Esta segunda temática incluye las siguientes crónicas: MIM (Museo de Instrumentos Musicales, Bruselas), Rembrandt Harmenszoon van Rijn  y  El Señor de San José.                                                              El  cuento que corona esta saga juega a recrear la visita que en 1870, realizó el entonces Presidente Domingo Faustino Sarmiento al General Justo José de Urquiza.  La ficción se titula La canilla



MIM

   A mi amigo Ricardo Moreno Garamendi 


     Un museo que se descubre casi sin querer, es como una puerta misteriosa que se nos  abre casi sin pedirlo.

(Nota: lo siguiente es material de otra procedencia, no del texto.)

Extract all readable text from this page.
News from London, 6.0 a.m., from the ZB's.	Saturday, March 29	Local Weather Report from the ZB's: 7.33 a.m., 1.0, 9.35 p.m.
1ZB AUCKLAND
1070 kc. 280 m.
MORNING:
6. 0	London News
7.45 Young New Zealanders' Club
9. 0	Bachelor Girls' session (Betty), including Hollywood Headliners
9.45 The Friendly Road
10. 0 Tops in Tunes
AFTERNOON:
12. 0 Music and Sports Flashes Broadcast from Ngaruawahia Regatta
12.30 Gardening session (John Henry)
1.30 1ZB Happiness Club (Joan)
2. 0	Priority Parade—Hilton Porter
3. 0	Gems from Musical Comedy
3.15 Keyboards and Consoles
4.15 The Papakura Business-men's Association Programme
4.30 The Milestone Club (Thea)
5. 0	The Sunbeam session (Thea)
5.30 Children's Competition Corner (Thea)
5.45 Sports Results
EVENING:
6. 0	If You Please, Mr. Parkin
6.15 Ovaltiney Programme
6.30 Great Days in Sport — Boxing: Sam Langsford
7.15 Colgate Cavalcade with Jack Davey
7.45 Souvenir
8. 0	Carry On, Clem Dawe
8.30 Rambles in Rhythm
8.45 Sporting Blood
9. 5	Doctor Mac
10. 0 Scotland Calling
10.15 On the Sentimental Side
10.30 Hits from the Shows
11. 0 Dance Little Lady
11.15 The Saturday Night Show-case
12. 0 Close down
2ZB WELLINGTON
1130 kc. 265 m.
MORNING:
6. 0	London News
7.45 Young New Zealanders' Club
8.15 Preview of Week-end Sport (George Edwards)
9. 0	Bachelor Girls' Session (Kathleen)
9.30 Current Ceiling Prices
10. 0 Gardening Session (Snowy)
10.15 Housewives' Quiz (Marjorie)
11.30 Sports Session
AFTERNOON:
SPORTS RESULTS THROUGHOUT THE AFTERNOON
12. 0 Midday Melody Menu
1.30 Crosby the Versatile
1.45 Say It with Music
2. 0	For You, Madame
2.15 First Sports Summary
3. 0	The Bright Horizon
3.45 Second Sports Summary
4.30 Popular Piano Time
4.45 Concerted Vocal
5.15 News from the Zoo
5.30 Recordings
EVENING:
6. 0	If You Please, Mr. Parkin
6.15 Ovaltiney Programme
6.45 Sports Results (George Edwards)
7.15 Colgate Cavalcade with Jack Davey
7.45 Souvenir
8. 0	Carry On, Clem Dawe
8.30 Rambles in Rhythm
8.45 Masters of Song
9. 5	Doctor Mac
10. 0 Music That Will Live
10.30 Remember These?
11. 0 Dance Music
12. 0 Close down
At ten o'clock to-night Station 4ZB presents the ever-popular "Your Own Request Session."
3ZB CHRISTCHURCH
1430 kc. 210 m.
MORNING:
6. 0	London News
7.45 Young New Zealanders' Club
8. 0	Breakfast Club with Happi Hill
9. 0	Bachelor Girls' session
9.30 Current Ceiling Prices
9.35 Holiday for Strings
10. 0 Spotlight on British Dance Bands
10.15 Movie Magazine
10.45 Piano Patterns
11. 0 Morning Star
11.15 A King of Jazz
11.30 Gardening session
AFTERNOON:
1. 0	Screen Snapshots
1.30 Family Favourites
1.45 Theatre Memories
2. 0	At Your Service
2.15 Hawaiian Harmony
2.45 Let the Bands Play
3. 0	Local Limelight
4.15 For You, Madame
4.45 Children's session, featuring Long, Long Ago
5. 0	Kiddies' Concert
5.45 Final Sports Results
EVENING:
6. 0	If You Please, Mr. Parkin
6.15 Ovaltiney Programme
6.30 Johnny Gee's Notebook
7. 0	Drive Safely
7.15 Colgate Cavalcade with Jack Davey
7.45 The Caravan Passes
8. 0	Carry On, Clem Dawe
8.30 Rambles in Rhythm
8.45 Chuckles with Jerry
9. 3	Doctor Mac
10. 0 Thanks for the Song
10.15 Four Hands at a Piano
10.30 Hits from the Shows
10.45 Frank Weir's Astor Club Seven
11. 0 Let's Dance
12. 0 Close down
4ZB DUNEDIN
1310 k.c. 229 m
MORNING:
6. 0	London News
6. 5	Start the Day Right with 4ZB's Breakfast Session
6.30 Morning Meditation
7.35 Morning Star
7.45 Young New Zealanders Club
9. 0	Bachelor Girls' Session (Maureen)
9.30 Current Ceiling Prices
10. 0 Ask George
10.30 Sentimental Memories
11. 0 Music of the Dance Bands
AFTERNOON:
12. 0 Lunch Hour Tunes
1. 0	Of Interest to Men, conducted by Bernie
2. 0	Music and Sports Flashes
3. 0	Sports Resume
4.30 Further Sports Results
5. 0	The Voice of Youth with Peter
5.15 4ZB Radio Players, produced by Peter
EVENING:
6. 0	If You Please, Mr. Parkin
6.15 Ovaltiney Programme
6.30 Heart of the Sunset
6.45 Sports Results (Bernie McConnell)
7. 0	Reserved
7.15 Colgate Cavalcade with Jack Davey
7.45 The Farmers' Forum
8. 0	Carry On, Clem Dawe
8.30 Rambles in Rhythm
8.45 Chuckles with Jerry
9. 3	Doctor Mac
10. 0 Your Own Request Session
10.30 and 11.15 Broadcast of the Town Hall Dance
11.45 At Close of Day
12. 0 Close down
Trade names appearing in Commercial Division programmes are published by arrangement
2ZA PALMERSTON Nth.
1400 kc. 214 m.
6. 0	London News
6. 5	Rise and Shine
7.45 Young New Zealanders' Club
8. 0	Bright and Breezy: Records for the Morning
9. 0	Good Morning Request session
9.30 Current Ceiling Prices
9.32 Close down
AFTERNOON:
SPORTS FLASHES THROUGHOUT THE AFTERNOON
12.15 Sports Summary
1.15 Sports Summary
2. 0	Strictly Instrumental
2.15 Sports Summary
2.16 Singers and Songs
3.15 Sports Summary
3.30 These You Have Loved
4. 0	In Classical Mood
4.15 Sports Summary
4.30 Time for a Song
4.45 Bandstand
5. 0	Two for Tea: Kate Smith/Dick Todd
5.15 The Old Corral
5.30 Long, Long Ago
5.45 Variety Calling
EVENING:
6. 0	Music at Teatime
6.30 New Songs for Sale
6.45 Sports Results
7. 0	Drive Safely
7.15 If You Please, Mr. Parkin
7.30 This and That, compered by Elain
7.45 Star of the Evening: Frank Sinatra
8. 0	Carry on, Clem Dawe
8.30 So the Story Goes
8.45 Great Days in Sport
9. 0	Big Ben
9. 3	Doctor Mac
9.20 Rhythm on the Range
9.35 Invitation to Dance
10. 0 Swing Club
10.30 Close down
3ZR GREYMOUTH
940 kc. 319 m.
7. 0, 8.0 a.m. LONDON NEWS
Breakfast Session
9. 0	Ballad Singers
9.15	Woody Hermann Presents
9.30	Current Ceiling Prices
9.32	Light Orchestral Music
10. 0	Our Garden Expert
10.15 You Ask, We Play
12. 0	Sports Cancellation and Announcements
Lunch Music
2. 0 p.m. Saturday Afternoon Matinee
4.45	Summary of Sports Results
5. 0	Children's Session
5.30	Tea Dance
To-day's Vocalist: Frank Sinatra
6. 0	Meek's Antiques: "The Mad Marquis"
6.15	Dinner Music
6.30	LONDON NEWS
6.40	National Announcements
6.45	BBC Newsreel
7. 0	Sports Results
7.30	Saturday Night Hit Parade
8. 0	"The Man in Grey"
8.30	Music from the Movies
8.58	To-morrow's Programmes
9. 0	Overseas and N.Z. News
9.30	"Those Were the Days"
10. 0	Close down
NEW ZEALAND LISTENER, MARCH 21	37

     Recuerdo que pensé algo así cuando me detuve frente al Museo de Instrumentos Musicales de Bruselas, el mítico MIM.  Los buenos consejos de mis amigos Virginia y Jean Paul, como un viento de cola, me habían empujado hacia allí. De mi parte, sólo tuve que desplegar la curiosidad en el palo mayor y dejar una vez más que la intuición hiciera de las suyas al timón de mi velero.  El edificio que me daba la bienvenida mostraba el inconfundible estilo Art Nouveau, y su portentoso nombre de Old England grabado en la frente.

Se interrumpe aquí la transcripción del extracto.